The result is I ended up producing a small package to solve it. I call it a solution rather than solved as it works around the issue but does do so in a transparent as can be manner. Just install this and the process will be automatic. After the next apt update it will scan for missing packages, then download and populate the package lists if found. It will print out what it is checking for and if it finds it online. You can run it manually (as root) from /usr/sbin/update-package-lists and edit the config stored at /etc/update-package-lists.cfg to customise it slightly. By default it will look for all binary packages for the current arch and release with the standard, updates, backports, security and proposed packages in main, multiverse, restricted and universe components. Default settings are in main script and changed in config file.

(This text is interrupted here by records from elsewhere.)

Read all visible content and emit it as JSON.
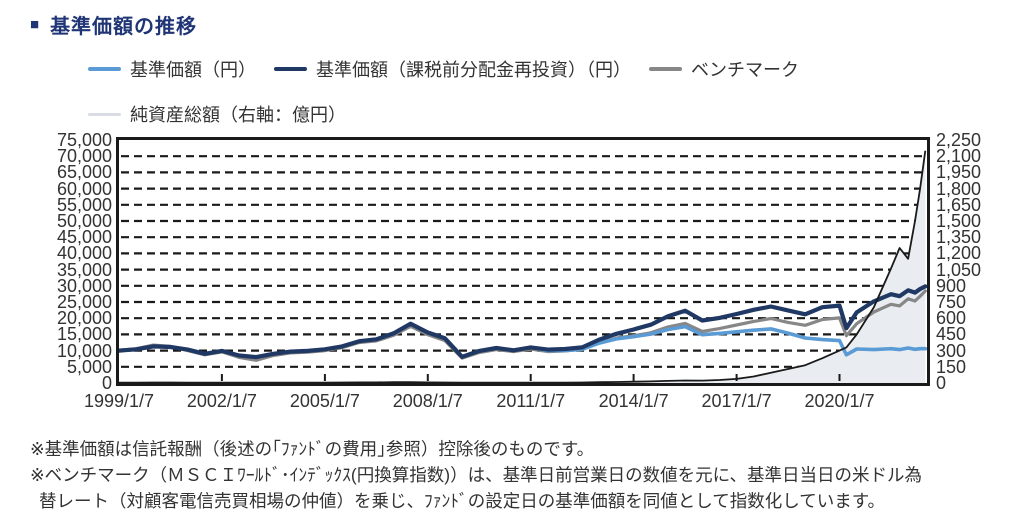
{
  "title": {
    "bullet": "■",
    "text": "基準価額の推移"
  },
  "legend": {
    "items": [
      {
        "label": "基準価額（円）",
        "color": "#5B9BD5",
        "thin": false
      },
      {
        "label": "基準価額（課税前分配金再投資）（円）",
        "color": "#1F3864",
        "thin": false
      },
      {
        "label": "ベンチマーク",
        "color": "#878787",
        "thin": false
      },
      {
        "label": "純資産総額（右軸：億円）",
        "color": "#D9DCE2",
        "thin": true
      }
    ]
  },
  "notes": {
    "line1": "※基準価額は信託報酬（後述の｢ﾌｧﾝﾄﾞの費用｣参照）控除後のものです。",
    "line2": "※ベンチマーク（ＭＳＣＩﾜｰﾙﾄﾞ･ｲﾝﾃﾞｯｸｽ(円換算指数)）は、基準日前営業日の数値を元に、基準日当日の米ドル為",
    "line3": "替レート（対顧客電信売買相場の仲値）を乗じ、ﾌｧﾝﾄﾞの設定日の基準価額を同値として指数化しています。"
  },
  "colors": {
    "title_navy": "#203576",
    "axis_text": "#333333",
    "frame": "#1a1a1a"
  },
  "chart_data": {
    "type": "line",
    "title": "基準価額の推移",
    "grid": "dashed-horizontal",
    "legend_position": "top",
    "x_range_years": [
      1999,
      2022.55
    ],
    "x_tick_years": [
      1999,
      2002,
      2005,
      2008,
      2011,
      2014,
      2017,
      2020
    ],
    "x_tick_labels": [
      "1999/1/7",
      "2002/1/7",
      "2005/1/7",
      "2008/1/7",
      "2011/1/7",
      "2014/1/7",
      "2017/1/7",
      "2020/1/7"
    ],
    "y_left": {
      "range": [
        0,
        75000
      ],
      "tick_step": 5000,
      "tick_labels_top_to_bottom": [
        "75,000",
        "70,000",
        "65,000",
        "60,000",
        "55,000",
        "50,000",
        "45,000",
        "40,000",
        "35,000",
        "30,000",
        "25,000",
        "20,000",
        "15,000",
        "10,000",
        "5,000",
        "0"
      ]
    },
    "y_right": {
      "label": "純資産総額（億円）",
      "range": [
        0,
        2250
      ],
      "tick_step": 150,
      "tick_labels_top_to_bottom": [
        "2,250",
        "2,100",
        "1,950",
        "1,800",
        "1,650",
        "1,500",
        "1,350",
        "1,200",
        "1,050",
        "900",
        "750",
        "600",
        "450",
        "300",
        "150",
        "0"
      ]
    },
    "x": [
      1999,
      1999.5,
      2000,
      2000.5,
      2001,
      2001.5,
      2002,
      2002.5,
      2003,
      2003.5,
      2004,
      2004.5,
      2005,
      2005.5,
      2006,
      2006.5,
      2007,
      2007.5,
      2008,
      2008.5,
      2009,
      2009.5,
      2010,
      2010.5,
      2011,
      2011.5,
      2012,
      2012.5,
      2013,
      2013.5,
      2014,
      2014.5,
      2015,
      2015.5,
      2016,
      2016.5,
      2017,
      2017.5,
      2018,
      2018.5,
      2019,
      2019.5,
      2020,
      2020.2,
      2020.5,
      2021,
      2021.5,
      2021.75,
      2022,
      2022.2,
      2022.35,
      2022.5
    ],
    "series": [
      {
        "name": "基準価額（円）",
        "axis": "left",
        "style": "line",
        "color": "#5B9BD5",
        "values": [
          10000,
          10400,
          11300,
          11100,
          10300,
          9000,
          9900,
          8500,
          8000,
          9000,
          9700,
          9900,
          10400,
          11300,
          12900,
          13500,
          15300,
          18300,
          15600,
          13800,
          8100,
          9900,
          10800,
          10100,
          11000,
          10000,
          10000,
          10400,
          12300,
          13600,
          14300,
          15100,
          16500,
          17400,
          14900,
          15300,
          15800,
          16300,
          16700,
          15400,
          13900,
          13400,
          13100,
          8700,
          10500,
          10300,
          10600,
          10300,
          10800,
          10400,
          10600,
          10600
        ]
      },
      {
        "name": "基準価額（課税前分配金再投資）（円）",
        "axis": "left",
        "style": "line",
        "color": "#1F3864",
        "values": [
          10000,
          10400,
          11300,
          11100,
          10300,
          9000,
          9900,
          8500,
          8000,
          9000,
          9700,
          9900,
          10400,
          11300,
          12900,
          13500,
          15300,
          18300,
          15600,
          13800,
          8100,
          9900,
          10800,
          10100,
          11000,
          10300,
          10500,
          11000,
          13400,
          15200,
          16500,
          18000,
          20600,
          22300,
          19300,
          20100,
          21300,
          22600,
          23600,
          22400,
          21200,
          23400,
          23900,
          16900,
          21800,
          25200,
          27400,
          26800,
          28600,
          27900,
          29000,
          29800
        ]
      },
      {
        "name": "ベンチマーク",
        "axis": "left",
        "style": "line",
        "color": "#878787",
        "values": [
          10000,
          10600,
          11700,
          11300,
          10000,
          8700,
          9600,
          7900,
          7000,
          8500,
          9300,
          9500,
          10000,
          10900,
          12500,
          13000,
          14700,
          17500,
          14900,
          13100,
          7700,
          9400,
          10300,
          9700,
          10500,
          9700,
          9900,
          10400,
          12400,
          13900,
          14600,
          15500,
          17300,
          18400,
          15900,
          16800,
          17900,
          19000,
          19900,
          18700,
          17800,
          19600,
          20100,
          14600,
          18300,
          21900,
          24300,
          23800,
          26000,
          25300,
          26800,
          28400
        ]
      },
      {
        "name": "純資産総額（右軸：億円）",
        "axis": "right",
        "style": "area",
        "line_color": "#1a1a1a",
        "fill_color": "#E9ECF1",
        "values": [
          3,
          4,
          5,
          5,
          4,
          4,
          4,
          3,
          3,
          3,
          4,
          4,
          4,
          5,
          6,
          6,
          7,
          8,
          6,
          5,
          3,
          4,
          4,
          4,
          4,
          4,
          4,
          5,
          7,
          9,
          12,
          15,
          19,
          23,
          22,
          28,
          38,
          60,
          95,
          130,
          165,
          230,
          300,
          330,
          450,
          700,
          1060,
          1250,
          1150,
          1500,
          1800,
          2150
        ]
      }
    ]
  }
}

It's available here from my Drive account. Feel free to share the news. Grab it while it's hot! :p
 
Hi there,

Can this approach be adapted for 12.04 as internal display problems higher on a Titanium Powerbook G4, I would love to download a version of python3 and python3-pip, vim, and build essentials or stuff to compile c, Java.

Thanks
 
Hi. Yes it should. But it may get stuck on the depends as 16.04 was the lowest I checked it with AFAIR. You will need to change URI in config as it defaults to ports. Apart from that it will probe for the release running automatically.

Is there a problem with 12.04? I checked the http://old-releases.ubuntu.com/ubuntu/dists/precise files and powerpc still looks listed in release files.
 
Thanks for looking, when I get time I will see if I can get it to work with 12.04.